実は、住宅のコストが下がらないのはこのようなところが結構大きい。それは、工事現場の職人だけでなく、「職人気質」で仕事をしている設計事務所も同様だ。住宅に関して経験豊富でアイディアの引出しの多い設計者は、お客様の要望をまとめて短時間でプランニングが可能だ。
戸建て住宅であれば、よほど変わった要望でない限り、本来は数日で出来る業務だ。

ヨーロッパで、ルイ・ヴィトンのバックを購入する層は限られているが、同様にアメリカでもヨーロッパでも、建築家に自宅を設計してもらう人は、一部の富裕層だ。しかし、日本では女子大生がルイ・ヴィトンのバックを手にし、普通のサラリーマンでも建築家に家の設計をお願いするというようになりつつある。ファッションでいえば、オートクチュール(高級注文服)やプレタポルテ(高級既製服)のデザイナーがそこらにたくさん存在しているようなものだ。

自他共に認める建築家であれば、個人住宅に工事費の10%や15%支払うのはむしろ安いくらいだと思うが、そうでない多くの建築士が、『時間=コスト』という意識なしに、自分がかけた時間と労力を「芸術性の高い作品」のごとくお客様に負担させているのは大変気の毒に思ってしまう。彼らにとっては、『時間=コスト』ではなく、『時間をかけることがプロフィット(利益)』なのだ。次の仕事がないからと、ゆっくり仕事をする大工が日当を得ているのも同様だ。

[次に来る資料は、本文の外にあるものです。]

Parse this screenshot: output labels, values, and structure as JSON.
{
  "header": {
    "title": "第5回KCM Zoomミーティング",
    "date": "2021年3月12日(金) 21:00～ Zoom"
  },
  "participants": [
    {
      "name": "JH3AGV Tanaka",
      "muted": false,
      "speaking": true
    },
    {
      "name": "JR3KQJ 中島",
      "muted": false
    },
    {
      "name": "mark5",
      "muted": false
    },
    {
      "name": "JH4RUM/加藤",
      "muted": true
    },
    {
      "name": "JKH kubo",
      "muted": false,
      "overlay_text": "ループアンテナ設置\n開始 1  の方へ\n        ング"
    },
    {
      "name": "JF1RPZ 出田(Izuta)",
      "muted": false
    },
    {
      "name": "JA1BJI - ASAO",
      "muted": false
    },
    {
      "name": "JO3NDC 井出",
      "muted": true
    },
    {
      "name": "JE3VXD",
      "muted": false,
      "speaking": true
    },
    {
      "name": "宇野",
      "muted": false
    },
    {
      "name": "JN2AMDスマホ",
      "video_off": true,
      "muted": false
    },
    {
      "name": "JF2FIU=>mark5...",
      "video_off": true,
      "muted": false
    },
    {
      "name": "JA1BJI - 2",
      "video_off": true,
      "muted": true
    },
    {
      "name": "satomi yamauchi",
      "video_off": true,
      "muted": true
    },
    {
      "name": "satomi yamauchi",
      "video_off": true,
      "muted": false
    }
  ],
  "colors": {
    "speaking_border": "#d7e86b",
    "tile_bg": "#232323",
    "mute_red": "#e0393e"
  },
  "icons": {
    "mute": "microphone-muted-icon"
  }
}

弊社のサービスは、このような職人気質の良いところを生かし、悪い部分をマネジメントすることで、品質の良い住宅を安く供給することを目指している。相手もプロフェッショナルなので一朝一夕には行かないが、本人にとってもお客様にとっても大事なことだと思っている。なぜなら、初めて住宅を建てる施主や、意識の低い現場監督では大変難しいことだからだ。

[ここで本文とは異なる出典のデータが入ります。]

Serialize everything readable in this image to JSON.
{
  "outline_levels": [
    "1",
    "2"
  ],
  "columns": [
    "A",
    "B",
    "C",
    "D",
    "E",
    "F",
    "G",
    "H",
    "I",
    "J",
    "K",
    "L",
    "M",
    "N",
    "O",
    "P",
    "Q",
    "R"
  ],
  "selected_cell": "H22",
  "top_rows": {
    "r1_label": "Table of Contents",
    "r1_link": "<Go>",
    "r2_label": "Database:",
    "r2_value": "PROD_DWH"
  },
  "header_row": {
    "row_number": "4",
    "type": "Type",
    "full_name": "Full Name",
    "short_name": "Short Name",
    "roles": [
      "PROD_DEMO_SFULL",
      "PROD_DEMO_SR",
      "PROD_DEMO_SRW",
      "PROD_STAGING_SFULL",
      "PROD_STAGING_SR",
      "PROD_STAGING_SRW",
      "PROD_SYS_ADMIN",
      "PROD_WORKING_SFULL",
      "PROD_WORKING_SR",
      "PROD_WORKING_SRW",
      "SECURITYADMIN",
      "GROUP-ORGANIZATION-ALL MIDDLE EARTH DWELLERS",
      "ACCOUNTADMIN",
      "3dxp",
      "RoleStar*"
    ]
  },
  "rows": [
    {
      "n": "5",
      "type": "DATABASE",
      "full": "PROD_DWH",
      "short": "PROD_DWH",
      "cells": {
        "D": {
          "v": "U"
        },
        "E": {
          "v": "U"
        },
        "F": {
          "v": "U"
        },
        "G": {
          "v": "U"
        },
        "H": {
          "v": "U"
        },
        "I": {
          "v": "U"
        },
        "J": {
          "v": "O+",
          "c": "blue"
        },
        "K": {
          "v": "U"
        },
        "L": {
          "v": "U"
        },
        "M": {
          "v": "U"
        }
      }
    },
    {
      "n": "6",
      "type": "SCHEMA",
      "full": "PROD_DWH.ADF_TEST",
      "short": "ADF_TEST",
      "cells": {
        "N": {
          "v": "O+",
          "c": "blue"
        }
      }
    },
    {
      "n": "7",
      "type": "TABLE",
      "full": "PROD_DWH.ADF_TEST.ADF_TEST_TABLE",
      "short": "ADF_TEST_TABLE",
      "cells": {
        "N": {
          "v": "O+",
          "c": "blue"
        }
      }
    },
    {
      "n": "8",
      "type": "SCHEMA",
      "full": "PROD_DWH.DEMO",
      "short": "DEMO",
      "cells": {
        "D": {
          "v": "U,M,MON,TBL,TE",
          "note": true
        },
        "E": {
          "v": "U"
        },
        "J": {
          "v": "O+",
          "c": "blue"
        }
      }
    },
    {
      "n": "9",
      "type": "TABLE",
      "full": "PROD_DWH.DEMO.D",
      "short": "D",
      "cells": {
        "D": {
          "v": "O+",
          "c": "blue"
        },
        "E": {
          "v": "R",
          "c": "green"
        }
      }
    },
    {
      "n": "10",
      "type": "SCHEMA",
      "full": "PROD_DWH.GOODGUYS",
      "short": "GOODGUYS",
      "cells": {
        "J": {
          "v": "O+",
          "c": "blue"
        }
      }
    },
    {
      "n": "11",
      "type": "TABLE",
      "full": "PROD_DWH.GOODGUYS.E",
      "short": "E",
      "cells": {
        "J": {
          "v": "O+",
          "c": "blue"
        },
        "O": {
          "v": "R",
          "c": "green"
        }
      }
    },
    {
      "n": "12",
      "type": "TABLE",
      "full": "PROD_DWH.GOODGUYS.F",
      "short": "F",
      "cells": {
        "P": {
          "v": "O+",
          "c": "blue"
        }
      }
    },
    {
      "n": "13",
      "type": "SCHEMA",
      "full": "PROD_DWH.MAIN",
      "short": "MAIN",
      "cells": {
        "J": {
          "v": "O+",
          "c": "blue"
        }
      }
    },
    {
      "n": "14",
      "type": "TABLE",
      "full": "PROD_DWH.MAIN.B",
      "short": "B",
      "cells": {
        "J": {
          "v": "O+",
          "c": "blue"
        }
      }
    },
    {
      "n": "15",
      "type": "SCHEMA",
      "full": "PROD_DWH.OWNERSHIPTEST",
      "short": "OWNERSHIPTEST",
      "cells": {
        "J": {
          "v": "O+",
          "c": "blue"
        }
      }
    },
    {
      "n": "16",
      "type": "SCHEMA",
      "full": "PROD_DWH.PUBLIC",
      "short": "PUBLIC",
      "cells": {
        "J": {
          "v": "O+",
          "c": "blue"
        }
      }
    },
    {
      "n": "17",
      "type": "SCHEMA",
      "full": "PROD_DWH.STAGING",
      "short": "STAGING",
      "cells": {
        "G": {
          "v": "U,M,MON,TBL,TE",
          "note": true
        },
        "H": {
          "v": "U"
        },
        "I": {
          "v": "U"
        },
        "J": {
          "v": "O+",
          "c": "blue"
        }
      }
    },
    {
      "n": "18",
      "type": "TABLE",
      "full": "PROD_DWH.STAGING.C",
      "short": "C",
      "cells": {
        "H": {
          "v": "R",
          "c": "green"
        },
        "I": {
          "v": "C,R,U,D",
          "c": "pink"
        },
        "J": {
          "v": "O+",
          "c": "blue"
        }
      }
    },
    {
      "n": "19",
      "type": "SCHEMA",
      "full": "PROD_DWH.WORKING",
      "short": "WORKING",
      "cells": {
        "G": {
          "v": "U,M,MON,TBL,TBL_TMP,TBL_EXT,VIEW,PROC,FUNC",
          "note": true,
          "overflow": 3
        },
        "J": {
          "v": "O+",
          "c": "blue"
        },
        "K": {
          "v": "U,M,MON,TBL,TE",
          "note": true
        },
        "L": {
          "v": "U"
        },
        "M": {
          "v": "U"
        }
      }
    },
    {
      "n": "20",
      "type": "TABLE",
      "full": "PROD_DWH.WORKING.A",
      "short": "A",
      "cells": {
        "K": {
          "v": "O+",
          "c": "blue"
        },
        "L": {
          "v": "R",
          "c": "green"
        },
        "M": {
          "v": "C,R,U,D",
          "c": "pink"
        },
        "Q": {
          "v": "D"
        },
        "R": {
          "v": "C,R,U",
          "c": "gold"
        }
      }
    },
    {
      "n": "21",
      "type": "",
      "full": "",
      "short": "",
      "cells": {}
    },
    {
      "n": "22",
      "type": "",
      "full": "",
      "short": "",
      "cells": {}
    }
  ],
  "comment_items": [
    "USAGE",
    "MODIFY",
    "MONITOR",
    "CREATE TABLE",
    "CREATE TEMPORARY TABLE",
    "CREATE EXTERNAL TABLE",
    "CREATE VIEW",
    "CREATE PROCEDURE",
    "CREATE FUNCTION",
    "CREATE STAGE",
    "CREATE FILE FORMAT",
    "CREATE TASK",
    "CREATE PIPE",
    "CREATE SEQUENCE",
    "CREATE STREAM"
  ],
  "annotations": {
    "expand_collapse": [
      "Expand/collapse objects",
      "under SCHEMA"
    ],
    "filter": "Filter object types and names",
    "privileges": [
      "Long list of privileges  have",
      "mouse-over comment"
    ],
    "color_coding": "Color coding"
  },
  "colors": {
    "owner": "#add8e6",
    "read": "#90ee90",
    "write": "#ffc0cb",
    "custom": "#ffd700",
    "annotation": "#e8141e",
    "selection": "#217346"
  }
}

ちなみに、このコラムで費やしている時間は、一週間のうち1時間から1時間半だ。
よく、「文章を考えるだけでも大変でしょう」と言われるが、ほとんど負担になっていない。
ノートパソコンひとつあれば、いつでも、どこにいようとコラムが書けるからだ。また独立前にお世話になった、リック工房の丸山社長(元積水ハウスのトップセールス)に、『時間=コスト』ということを徹底的に学ばされたことが、体に染み付いているからだろう。

それでも建てたい家
宮脇檀著
-新潮文庫-
コラムの第一回で紹介したタイトルの本。建築家の裏表についても、業界の重鎮が書いているので説得力がある。これから家を建てようという人に是非お薦めしたい一冊だ。